Modern anti-retroviral therapy can effectively control HIV. However, the virus cannot be eradicated due to the presence of latently infected CD4+ cells that cause the reactivation of virus when a patient stops anti-retroviral treatment.
There is a lack of knowledge about the basic dynamics of reactivation of latently infected cells and the interaction of virus with immunity. We combined mathematical modelling with a novel experimental method of ‘barcoded’ viruses to quantify the contribution of individual latently infected cells.
Rhesus macaques were infected intravenously with a sequence-tagged SIV-M virus with ~10,000 different barcodes. Animals were treated with antiretroviral therapy for various times prior to treatment interruption. After interruption serum samples were subjected to gene sequencing in order to identify the frequency of individual barcoded viruses.

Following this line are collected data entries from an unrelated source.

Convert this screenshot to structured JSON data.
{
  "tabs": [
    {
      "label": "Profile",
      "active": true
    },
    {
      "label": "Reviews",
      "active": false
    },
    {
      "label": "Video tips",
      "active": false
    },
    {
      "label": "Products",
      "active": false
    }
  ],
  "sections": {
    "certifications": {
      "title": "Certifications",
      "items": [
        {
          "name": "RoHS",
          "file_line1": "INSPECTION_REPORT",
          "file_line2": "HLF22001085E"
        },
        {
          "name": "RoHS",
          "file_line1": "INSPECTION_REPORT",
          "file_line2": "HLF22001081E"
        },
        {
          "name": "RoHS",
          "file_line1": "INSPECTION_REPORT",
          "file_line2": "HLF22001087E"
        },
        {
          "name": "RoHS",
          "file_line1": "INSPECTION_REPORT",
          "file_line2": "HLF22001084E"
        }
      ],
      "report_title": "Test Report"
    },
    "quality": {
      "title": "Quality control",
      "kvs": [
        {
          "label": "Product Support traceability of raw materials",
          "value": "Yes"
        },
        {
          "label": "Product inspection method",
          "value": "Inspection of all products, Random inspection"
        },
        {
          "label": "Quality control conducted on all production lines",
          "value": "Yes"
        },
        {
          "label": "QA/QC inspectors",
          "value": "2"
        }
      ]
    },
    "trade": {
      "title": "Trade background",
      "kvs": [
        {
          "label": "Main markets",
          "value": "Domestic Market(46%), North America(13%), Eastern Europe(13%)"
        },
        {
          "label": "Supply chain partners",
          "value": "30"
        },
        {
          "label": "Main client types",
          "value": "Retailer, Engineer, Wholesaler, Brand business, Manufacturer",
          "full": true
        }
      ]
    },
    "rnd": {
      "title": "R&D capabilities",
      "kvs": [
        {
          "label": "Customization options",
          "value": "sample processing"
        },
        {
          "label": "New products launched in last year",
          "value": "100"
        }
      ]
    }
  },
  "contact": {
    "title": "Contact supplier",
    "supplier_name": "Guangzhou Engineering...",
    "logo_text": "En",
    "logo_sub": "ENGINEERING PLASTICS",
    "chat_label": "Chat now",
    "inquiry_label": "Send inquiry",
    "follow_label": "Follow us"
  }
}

We developed a mathematical model of growth of virus from different latently infected cells. Applying this model to experimental data we estimate that the frequency of reactivation from latency ranges from around 20 reactivations per day to 0.5 reactivations per day, depending on the timing and duration of treatment. A single reactivated latent cell can produce an average viral load equivalent to ~0.1-0.5 viral copies/ml of virus, depending on assumptions about duration of drug action.
We have also studied the virological parameters that may predict reactivation rate. When comparing animals treated starting on day 4 and day 27 post-infection and find that monkeys treated on day 4 have 40-fold higher reactivation rate per SIV DNA copy then monkeys treated on day 27. This difference cannot be simply explained by differences in immune activation or immune response. We analyse this by modelling the dynamics of DNA accumulation and viral-immune interactions.
The combination of mathematical modelling of viral dynamics of barcoded virus provides a powerful tool to understand latency formation, maintenance and reactivation in SIV / HIV.